Background information
- Also known as: Homer
- Born: Henry Doyle Haynes July 27, 1920 near Knoxville, Tennessee, U.S.
- Died: August 7, 1971 (aged 51) Hammond, Indiana
- Genres: Country; jazz; comedy;
- Instrument: Guitar
- Years active: 1936–Present
- Labels: King, RCA
- Formerly of: Homer and Jethro (with Kenneth C. Burns)

= Henry D. "Homer" Haynes =

American guitarist and comic singer (1920–1971)

Henry Doyle Haynes (born July 27, 1920 – August 7, 1971) was an American comedy entertainer and musician who gained fame on radio and television as a country and jazz guitarist and as the character Homer of the country music comedy and parody duo Homer and Jethro with Kenneth C. Burns for 35 years beginning in 1936.

== Biography ==
Haynes was born near Knoxville, Tennessee, on July 27, 1920. He met Kenneth Burns during a WNOX-AM audition in 1936 when they were both 16 years old. Haynes strummed the guitar and Burns played the mandolin.

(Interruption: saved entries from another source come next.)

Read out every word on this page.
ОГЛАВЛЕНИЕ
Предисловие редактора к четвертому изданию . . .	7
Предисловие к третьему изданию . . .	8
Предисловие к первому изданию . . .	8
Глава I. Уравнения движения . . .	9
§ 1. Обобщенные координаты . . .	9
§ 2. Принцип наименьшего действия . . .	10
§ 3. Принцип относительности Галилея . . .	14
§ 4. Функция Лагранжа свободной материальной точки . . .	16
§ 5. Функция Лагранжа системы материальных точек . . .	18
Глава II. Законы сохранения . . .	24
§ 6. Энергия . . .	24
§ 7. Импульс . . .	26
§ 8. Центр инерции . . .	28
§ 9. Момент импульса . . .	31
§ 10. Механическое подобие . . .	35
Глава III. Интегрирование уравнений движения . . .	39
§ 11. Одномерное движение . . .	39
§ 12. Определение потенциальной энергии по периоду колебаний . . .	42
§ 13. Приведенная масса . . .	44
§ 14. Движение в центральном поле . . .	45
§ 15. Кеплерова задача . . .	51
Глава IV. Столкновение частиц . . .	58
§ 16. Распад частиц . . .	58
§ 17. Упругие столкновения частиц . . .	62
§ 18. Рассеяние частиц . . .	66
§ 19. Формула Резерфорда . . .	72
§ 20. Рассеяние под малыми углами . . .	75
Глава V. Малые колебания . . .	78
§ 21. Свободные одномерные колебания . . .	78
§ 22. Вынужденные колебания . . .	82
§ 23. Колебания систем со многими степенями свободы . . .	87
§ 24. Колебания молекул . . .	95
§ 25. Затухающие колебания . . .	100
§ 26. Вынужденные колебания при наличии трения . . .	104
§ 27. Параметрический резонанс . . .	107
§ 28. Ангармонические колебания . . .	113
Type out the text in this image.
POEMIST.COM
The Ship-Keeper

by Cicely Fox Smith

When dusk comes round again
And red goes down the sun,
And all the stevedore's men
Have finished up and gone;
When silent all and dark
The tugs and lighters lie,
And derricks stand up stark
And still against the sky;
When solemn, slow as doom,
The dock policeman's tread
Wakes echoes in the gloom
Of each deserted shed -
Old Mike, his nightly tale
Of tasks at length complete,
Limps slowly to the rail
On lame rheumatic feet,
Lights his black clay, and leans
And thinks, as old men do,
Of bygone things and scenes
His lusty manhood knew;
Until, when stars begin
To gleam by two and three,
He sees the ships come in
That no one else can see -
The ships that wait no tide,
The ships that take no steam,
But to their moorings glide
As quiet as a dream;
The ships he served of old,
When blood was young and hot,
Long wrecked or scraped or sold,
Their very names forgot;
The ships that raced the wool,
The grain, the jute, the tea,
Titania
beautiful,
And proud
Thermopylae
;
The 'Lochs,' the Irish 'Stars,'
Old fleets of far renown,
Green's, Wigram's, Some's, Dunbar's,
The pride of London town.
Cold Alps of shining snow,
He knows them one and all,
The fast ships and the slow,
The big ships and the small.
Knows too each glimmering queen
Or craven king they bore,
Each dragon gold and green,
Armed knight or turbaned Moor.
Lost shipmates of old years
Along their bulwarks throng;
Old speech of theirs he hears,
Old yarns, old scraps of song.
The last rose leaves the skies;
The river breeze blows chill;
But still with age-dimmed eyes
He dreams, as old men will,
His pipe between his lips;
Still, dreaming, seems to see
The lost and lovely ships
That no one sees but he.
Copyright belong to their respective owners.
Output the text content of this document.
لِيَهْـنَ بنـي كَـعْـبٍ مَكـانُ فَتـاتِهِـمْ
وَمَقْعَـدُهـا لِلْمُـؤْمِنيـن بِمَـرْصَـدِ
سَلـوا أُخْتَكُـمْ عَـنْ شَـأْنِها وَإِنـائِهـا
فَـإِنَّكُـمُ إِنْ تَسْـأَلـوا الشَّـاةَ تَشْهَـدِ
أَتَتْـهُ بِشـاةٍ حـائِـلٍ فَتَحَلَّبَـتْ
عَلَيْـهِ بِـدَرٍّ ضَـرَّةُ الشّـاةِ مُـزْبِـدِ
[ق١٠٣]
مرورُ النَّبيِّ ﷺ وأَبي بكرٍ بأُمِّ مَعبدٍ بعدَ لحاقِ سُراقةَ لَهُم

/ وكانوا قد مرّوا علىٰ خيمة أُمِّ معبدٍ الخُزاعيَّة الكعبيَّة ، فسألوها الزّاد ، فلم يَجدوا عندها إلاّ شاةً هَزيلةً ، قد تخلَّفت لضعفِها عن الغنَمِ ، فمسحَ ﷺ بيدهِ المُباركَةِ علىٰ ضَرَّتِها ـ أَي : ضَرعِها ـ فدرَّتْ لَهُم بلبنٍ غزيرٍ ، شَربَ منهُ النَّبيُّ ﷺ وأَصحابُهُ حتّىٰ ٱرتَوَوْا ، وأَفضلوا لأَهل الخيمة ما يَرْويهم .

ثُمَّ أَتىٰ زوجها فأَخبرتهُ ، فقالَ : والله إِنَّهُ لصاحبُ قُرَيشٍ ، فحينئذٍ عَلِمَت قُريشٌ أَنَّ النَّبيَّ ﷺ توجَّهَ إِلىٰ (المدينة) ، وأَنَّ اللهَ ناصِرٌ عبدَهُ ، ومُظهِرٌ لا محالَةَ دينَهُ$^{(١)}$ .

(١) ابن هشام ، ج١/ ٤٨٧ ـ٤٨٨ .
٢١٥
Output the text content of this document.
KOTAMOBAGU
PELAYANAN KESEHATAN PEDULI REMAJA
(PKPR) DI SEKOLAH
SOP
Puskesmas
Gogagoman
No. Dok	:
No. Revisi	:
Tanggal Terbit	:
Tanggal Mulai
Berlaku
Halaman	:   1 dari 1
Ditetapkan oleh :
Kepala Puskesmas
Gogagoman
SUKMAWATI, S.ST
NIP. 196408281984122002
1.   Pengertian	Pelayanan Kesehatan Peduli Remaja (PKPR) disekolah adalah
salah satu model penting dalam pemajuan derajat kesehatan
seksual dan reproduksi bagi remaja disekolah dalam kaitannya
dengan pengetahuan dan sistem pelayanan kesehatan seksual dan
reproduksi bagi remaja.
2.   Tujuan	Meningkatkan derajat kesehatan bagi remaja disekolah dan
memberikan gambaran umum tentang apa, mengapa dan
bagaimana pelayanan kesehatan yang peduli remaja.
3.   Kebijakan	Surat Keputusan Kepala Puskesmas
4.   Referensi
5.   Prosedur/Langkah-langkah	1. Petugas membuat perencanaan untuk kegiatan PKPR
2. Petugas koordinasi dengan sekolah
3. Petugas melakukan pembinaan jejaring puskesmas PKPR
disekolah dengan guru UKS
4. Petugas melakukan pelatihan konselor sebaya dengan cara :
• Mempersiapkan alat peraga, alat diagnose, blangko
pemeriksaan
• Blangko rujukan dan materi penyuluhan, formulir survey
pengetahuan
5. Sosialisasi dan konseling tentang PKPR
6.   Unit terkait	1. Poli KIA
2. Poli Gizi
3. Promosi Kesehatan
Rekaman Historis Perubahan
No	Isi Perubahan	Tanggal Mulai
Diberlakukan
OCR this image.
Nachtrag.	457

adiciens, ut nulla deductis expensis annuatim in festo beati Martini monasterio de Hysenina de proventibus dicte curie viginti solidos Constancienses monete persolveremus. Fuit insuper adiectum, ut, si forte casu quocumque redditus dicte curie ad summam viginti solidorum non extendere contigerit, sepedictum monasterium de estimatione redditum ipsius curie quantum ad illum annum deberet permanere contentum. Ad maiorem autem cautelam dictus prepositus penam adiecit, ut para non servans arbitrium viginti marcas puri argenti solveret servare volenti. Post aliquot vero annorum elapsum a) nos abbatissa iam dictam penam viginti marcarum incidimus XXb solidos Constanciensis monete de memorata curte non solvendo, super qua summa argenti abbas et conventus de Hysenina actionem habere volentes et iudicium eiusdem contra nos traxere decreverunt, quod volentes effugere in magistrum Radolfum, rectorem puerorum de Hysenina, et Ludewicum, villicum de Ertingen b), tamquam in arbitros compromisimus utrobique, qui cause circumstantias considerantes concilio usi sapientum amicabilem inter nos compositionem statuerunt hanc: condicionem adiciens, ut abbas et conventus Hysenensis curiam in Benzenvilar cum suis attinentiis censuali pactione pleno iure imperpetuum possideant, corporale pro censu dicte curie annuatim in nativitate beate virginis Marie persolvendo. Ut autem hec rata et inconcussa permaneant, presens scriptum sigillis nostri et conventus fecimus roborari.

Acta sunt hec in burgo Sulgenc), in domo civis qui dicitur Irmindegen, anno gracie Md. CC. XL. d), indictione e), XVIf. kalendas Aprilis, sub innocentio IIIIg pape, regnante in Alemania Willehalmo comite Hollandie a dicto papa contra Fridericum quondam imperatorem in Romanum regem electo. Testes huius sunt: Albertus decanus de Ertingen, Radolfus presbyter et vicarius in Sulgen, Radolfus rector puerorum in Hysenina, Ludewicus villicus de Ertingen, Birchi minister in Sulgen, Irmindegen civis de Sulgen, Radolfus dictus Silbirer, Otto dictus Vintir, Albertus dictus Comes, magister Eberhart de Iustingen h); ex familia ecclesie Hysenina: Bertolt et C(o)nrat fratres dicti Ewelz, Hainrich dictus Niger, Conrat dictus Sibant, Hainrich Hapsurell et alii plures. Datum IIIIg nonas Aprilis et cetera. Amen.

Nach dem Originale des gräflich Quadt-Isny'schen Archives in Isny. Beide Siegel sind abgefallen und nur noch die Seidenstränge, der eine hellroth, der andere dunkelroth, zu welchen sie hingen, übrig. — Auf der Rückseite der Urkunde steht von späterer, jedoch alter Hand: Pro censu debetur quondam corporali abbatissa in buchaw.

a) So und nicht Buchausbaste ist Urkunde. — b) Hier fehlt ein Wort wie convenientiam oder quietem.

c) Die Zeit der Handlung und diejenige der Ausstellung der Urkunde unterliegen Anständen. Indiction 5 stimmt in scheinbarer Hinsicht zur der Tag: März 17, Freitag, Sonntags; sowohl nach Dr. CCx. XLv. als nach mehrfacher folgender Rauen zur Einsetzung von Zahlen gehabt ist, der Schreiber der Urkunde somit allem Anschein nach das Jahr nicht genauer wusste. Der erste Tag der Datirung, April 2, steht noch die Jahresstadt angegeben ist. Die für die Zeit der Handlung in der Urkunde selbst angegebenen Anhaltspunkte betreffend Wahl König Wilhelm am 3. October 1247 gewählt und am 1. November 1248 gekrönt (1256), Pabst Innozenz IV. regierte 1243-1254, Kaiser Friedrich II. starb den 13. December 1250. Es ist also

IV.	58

Known as Junior and Dude (pronounced "dood'-ee"), the duo was rechristened Homer and Jethro when WNOX Program Director Lowell Blanchard forgot their nicknames during a 1936 broadcast. In 1939 they became regulars on the Renfro Valley Barn Dance radio program.

Haynes was drafted into the US Army and served in the medical corps in the Pacific. He reunited in Knoxville in 1945 with Burns, who had served in Europe. In 1947, the duo moved to Cincinnati, Ohio and were working at WLW-AM on the station's Midwestern Hayride. They signed with King Records, where they worked as a house band and recorded singles on their own, and two years later signed with RCA Records. The pair was fired along with several other stars by new management at WLW in 1948 and, after a brief tour, they moved to Springfield, Missouri and performed on KWTO-AM with Chet Atkins, the Carter Family and Slim Wilson.

In 1949 they moved to Chicago and appeared on National Barn Dance on WLS-AM; and later appeared on television programs including Ozark Jubilee, The Beverly Hillbillies, The Johnny Cash Show, The Jimmy Dean Show, and The Tonight Show.

The pair recorded more than 50 albums during their career and won a Grammy for the best comedy performance in 1959 for "The Battle of Kookamonga", a parody of Johnny Horton's "Battle of New Orleans".

Haynes died on August 7, 1971, of a heart attack in Hammond, Indiana. He had lived the last decade of his life just across the state line in Lansing, Illinois. He was buried at Chapel Lawn Memorial Gardens in Schererville, Indiana. He and Burns were inducted into the Country Music Hall of Fame in 2001 as Homer and Jethro.